What would shareholders get in the basic 3Com stock? That's not entirely clear because the Santa Clara (Calif.) company is undergoing a massive restructuring. The lack of clarity is likely part of what's causing the market's reticence toward 3Com, which posted stock gains of less than 1% from 1998 to 2000 during the furious Nasdaq runup. Saddled with dying businesses such as dial-up, nondigital modems and with a second-rate network router business, the company has watched earnings slow and profits fade.
But there may be a silver lining to the cloud over 3Com. The company is aggressively targeting several product areas with big market potential, including consumer digital subscriber line (DSL) and high-speed modem products, networking equipment for small and midsize businesses, and remote access equipment for big Internet service providers.
"When you dial into America Online, you have a 70% chance of dialing into a 3Com box. They are executing on their stated restructuring plan. They will be putting a lot back into the business over the next year," says Sessing.
SPLIT DECISION. But the view on 3Com's prospects is not unanimous. Of the 20 analysts that follow the stock, 8 have a "hold" rating and 12 have a "buy." "They are working through a restructuring process, and it's not clear where that's...headed. They are talking about a return to profitability by the fourth quarter of 2001. We don't know exactly how the new company will look as far as growth rates and margins," says David Toung, an equity analyst at Argus Research who has a "hold" rating on 3Com.

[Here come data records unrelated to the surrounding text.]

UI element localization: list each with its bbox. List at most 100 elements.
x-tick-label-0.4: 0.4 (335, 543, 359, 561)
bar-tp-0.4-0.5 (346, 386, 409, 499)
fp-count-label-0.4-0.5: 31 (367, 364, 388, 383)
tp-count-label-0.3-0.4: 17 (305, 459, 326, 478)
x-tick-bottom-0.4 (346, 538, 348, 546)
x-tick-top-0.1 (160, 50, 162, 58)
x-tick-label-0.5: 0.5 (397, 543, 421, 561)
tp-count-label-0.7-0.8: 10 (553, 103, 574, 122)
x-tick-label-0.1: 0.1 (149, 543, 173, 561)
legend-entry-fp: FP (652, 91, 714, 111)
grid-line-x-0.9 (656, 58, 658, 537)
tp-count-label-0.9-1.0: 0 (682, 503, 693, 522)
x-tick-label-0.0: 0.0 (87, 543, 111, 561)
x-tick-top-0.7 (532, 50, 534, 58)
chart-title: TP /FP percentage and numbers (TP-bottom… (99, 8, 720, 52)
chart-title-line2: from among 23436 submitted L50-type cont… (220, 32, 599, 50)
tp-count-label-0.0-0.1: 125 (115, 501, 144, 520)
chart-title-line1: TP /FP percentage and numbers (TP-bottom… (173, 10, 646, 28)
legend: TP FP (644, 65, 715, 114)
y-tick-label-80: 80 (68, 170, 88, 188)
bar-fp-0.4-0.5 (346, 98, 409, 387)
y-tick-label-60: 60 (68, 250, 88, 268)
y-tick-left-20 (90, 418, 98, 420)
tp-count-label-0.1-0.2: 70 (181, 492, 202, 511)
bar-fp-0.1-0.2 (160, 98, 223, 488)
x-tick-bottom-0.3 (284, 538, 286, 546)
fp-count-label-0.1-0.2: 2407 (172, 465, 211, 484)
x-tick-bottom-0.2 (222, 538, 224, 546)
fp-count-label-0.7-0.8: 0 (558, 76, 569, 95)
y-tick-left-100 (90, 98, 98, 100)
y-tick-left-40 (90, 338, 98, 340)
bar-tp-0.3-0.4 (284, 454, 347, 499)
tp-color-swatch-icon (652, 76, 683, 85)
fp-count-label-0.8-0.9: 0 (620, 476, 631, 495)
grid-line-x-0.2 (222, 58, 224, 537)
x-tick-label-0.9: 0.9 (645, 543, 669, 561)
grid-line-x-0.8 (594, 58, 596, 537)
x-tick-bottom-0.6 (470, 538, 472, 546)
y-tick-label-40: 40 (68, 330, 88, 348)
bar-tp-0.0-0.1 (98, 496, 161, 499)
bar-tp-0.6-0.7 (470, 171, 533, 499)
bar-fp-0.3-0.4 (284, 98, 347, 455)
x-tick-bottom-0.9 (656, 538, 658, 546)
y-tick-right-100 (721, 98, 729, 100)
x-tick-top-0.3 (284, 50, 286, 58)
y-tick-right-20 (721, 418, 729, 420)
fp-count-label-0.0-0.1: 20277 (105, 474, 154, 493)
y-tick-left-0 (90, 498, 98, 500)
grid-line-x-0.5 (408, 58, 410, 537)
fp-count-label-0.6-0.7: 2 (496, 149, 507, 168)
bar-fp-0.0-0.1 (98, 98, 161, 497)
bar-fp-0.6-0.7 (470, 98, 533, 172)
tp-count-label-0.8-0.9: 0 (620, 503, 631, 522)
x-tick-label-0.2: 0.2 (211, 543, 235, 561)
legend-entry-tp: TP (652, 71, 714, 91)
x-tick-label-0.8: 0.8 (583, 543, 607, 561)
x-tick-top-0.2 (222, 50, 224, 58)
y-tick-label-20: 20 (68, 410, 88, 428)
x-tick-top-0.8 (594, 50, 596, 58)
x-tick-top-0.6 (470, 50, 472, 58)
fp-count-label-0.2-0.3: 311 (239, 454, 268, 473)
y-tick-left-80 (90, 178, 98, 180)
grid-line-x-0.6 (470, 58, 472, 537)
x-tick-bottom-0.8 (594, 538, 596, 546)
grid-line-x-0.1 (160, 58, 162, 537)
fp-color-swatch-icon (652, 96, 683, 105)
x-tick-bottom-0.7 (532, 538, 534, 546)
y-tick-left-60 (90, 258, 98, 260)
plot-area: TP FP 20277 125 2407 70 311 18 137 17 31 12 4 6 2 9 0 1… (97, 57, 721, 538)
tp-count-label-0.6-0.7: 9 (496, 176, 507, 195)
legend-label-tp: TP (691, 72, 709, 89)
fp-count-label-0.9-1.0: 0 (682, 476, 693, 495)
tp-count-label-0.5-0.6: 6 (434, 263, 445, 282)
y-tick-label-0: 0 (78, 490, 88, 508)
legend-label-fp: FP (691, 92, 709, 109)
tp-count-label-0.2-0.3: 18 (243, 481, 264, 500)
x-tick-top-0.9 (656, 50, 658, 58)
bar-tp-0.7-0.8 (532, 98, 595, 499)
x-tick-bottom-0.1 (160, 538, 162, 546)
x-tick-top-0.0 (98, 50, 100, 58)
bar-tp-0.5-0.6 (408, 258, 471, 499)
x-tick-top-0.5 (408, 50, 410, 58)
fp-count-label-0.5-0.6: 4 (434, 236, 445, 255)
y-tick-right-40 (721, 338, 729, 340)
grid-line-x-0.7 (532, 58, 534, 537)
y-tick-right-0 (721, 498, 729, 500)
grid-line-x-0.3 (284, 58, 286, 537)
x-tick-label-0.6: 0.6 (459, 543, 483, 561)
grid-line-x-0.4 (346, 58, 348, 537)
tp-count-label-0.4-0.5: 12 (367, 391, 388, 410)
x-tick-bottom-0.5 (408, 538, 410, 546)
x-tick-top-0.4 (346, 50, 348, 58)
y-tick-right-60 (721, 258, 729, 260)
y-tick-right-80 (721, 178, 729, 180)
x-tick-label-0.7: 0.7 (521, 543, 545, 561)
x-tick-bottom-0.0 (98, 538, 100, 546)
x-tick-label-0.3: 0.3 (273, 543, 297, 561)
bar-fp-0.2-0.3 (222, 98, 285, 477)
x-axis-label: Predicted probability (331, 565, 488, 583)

So, what is 3Com's worth beyond the embedded Palm stock? "They have an ongoing business. I don't know if it's going to be easy to figure out what it's worth, but it's definitely worth more than nothing, which is what the Street is valuing it at right now," says Ara Mizrakjian, equity analyst at Robertson Stephens. In other words, the only way you would lose buying 3Com is if the company manages to waste $3 billion in cash and fall off a cliff.